When I check the news every day I almost have to think there is no civilization anymore. So I hope art was not important to getting us into this mess. What I do think is that all forms of art will bring us some positive light that will get us through this mess and hopefully back to a bit more civilized world. And I can only hope that at least one person that looks at my work and has a better day then he/she would have had if my art was not there.
Who are some of the artist who have influenced, inspired, and/or shaped your artistic vision?
I have to say none actually. I only started painting in the summer of 2007 and before that I thought art was uninteresting. I never went to a museum. Well, once but that was to impress a girl (laughs). I knew some painters, mostly the Dutch masters but that was about it. Once I started painting I started to get interested in art.
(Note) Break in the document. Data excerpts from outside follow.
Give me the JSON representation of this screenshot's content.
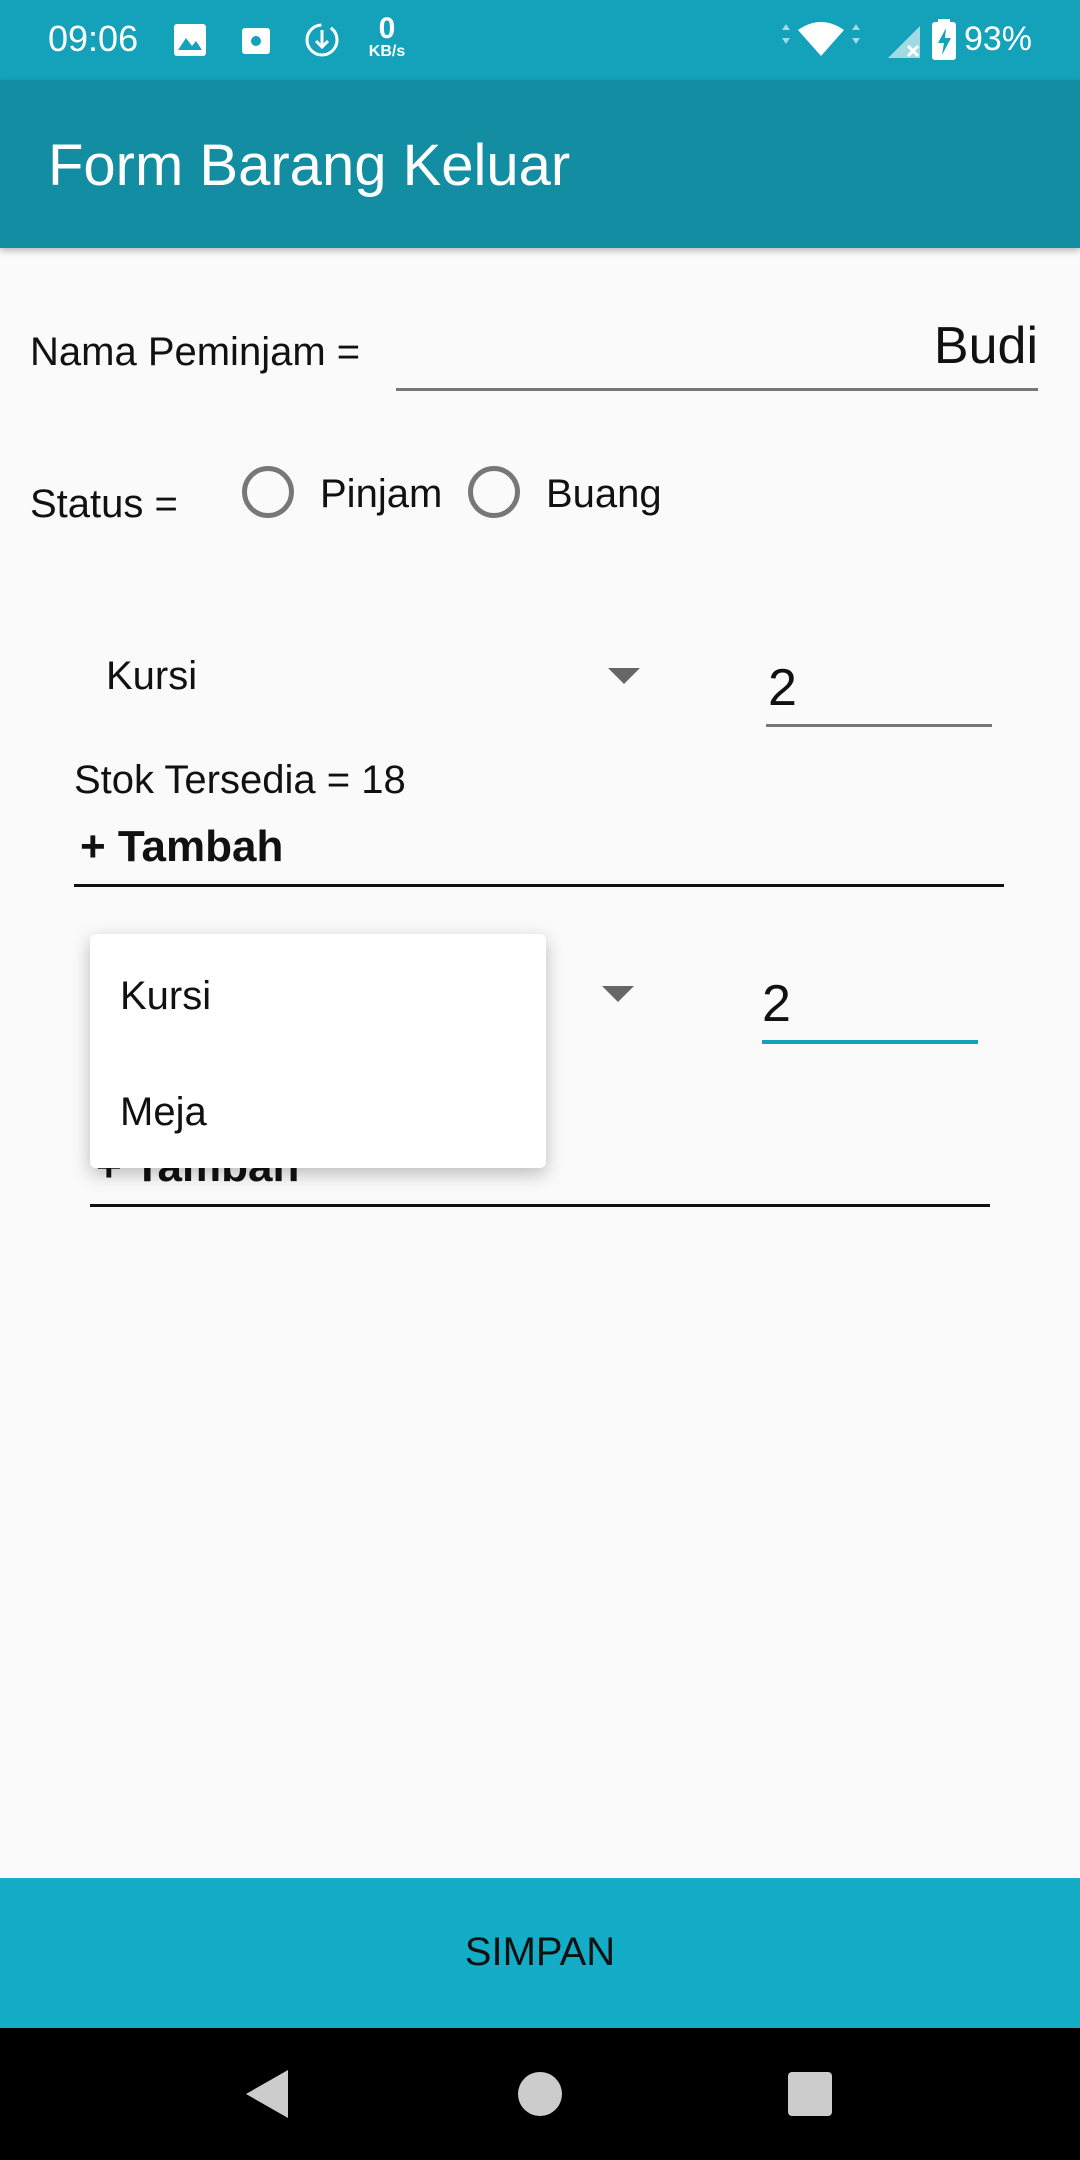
{
  "status_bar": {
    "time": "09:06",
    "network_rate_value": "0",
    "network_rate_unit": "KB/s",
    "battery": "93%"
  },
  "appbar": {
    "title": "Form Barang Keluar"
  },
  "form": {
    "borrower_label": "Nama Peminjam =",
    "borrower_value": "Budi",
    "status_label": "Status =",
    "status_options": [
      "Pinjam",
      "Buang"
    ]
  },
  "item1": {
    "item": "Kursi",
    "qty": "2",
    "stock": "Stok Tersedia = 18",
    "add_label": "+ Tambah"
  },
  "item2": {
    "qty": "2",
    "add_label": "+ Tambah"
  },
  "dropdown": {
    "options": [
      "Kursi",
      "Meja"
    ]
  },
  "footer": {
    "save_label": "SIMPAN"
  },
  "colors": {
    "statusbar": "#14a2bb",
    "appbar": "#138da2",
    "save": "#14adc8",
    "accent": "#14a2bb"
  }
}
Somehow people always want to compare your work/style to other artists and I've been compared to many many but different ones all the time.
What influenced me is the way street artists think and the way they act. I like that and I think that it helped me to do just what I feel like doing. I like doing stuff with balls and that is what street artist do too. I like to take on the impossible, like showing in a amazing gallery in New York. That's something I just went for even though some people said it was not going to happen at this point in my career. When people tell me I will not get there, it inspires me the most. I'm like an athlete, I want to win. And then once I cross the finish line, I put the bar higher again. I thrive on challenges.